Avec quelques libéraux progressistes favorables au suffrage universel, Modeste Terwagne crée une Ligue progressiste qui tente, vainement, d’influencer le Parti libéral. Il adhère alors au Parti ouvrier belge (POB) en 1894 et crée la Ligue socialiste de langue française. Il s’exprime et écrit en français et en flamand, mais sa connaissance de cette dernière langue reste « passive », souligne l’Encyclopedie van de vlaamse beweging. Il accède rapidement au comité fédéral, déchiré par les rivalités (notamment entre les journaux De Wacht (l’attente) et De Werker (L’ouvrier) auquel il collabore), où il prend l’ascendant.
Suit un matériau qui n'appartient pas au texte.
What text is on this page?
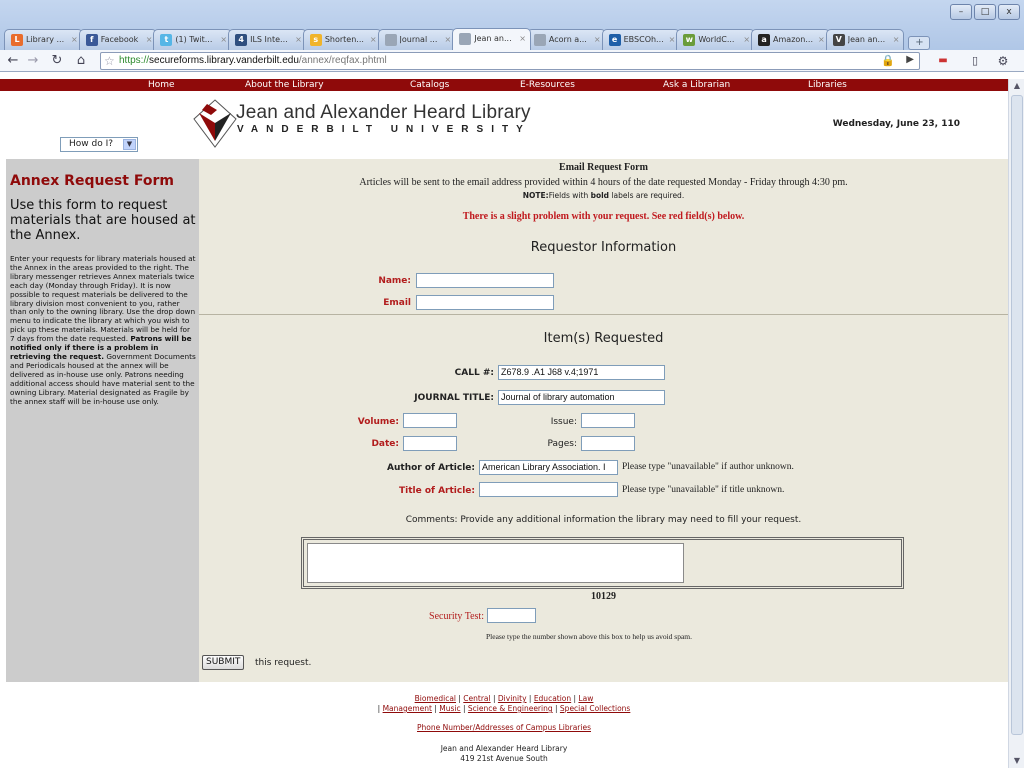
– □ x
L Library ... × f Facebook × t (1) Twit... × 4 ILS Inte... × s Shorten... ×	Journal ... ×	Jean an... ×	Acorn a... × e EBSCOh... × w WorldC... × a Amazon... × V Jean an... × +
← → ↻	⌂	☆ https://secureforms.library.vanderbilt.edu/annex/reqfax.phtml	🔒 ▶	▬	▯	⚙
Home	About the Library	Catalogs	E-Resources	Ask a Librarian	Libraries
Jean and Alexander Heard Library
VANDERBILT UNIVERSITY
How do I?	▼
Wednesday, June 23, 110
Annex Request Form
Use this form to request materials that are housed at the Annex.
Enter your requests for library materials housed at the Annex in the areas provided to the right. The library messenger retrieves Annex materials twice each day (Monday through Friday). It is now possible to request materials be delivered to the library division most convenient to you, rather than only to the owning library. Use the drop down menu to indicate the library at which you wish to pick up these materials. Materials will be held for 7 days from the date requested. Patrons will be notified only if there is a problem in retrieving the request. Government Documents and Periodicals housed at the annex will be delivered as in-house use only. Patrons needing additional access should have material sent to the owning Library. Material designated as Fragile by the annex staff will be in-house use only.
Email Request Form
Articles will be sent to the email address provided within 4 hours of the date requested Monday - Friday through 4:30 pm.
NOTE:Fields with bold labels are required.
There is a slight problem with your request. See red field(s) below.
Requestor Information
Name:
Email
Item(s) Requested
CALL #: Z678.9 .A1 J68 v.4;1971
JOURNAL TITLE: Journal of library automation
Volume:	Issue:
Date:	Pages:
Author of Article: American Library Association. I	Please type "unavailable" if author unknown.
Title of Article:	Please type "unavailable" if title unknown.
Comments: Provide any additional information the library may need to fill your request.
10129
Security Test:
Please type the number shown above this box to help us avoid spam.
SUBMIT	this request.
Biomedical | Central | Divinity | Education | Law
| Management | Music | Science & Engineering | Special Collections
Phone Number/Addresses of Campus Libraries
Jean and Alexander Heard Library
419 21st Avenue South
▲
▼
Favorable à l’union anticléricale, Modeste Terwagne impose une orientation plus politique que syndicale. Il est élu conseiller communal en 1899, sur une liste de cartel anticléricale avec ses camarades Cools, employé des tramways, et Goetschalk, employé, (il est à l’origine de lavoirs publics et d’abris pour les dockers), puis député d’Anvers en 1900. Ses interventions dans les deux assemblées relèvent de son prisme anticlérical, notamment la lutte contre la présence de religieuses dans les hôpitaux. Il est qualifié de « Nonnenfretter » (bouffeur de nonnettes). Il se positionne en faveur de l’enseignement obligatoire public, s’intéresse aux questions d’hygiène publique, de santé en milieu ouvrier (mineurs, briquetiers de Boom (pr. et arr. Anvers), dockers). Il défend les revendications flamandes : il soutient notamment la proposition Coremans de « flamandisation » de l’enseignement moyen (1907), mais s’oppose à la « flamandisation » de l’université de Gand, défendue notamment par Camille Huysmans*. Anti-Léopold II, il se dit républicain et partisan de la reprise du Congo. Il est qualifié de « Polderbison », en raison de son physique et de la passion avec laquelle il défend ses positions. En juin 1914, il fait partie du conseil de direction de la Volksgazet, dagblad van de Werliedenpartij (Gazette du peuple, journal du Parti ouvrier belge), nouveau quotidien socialiste anversois.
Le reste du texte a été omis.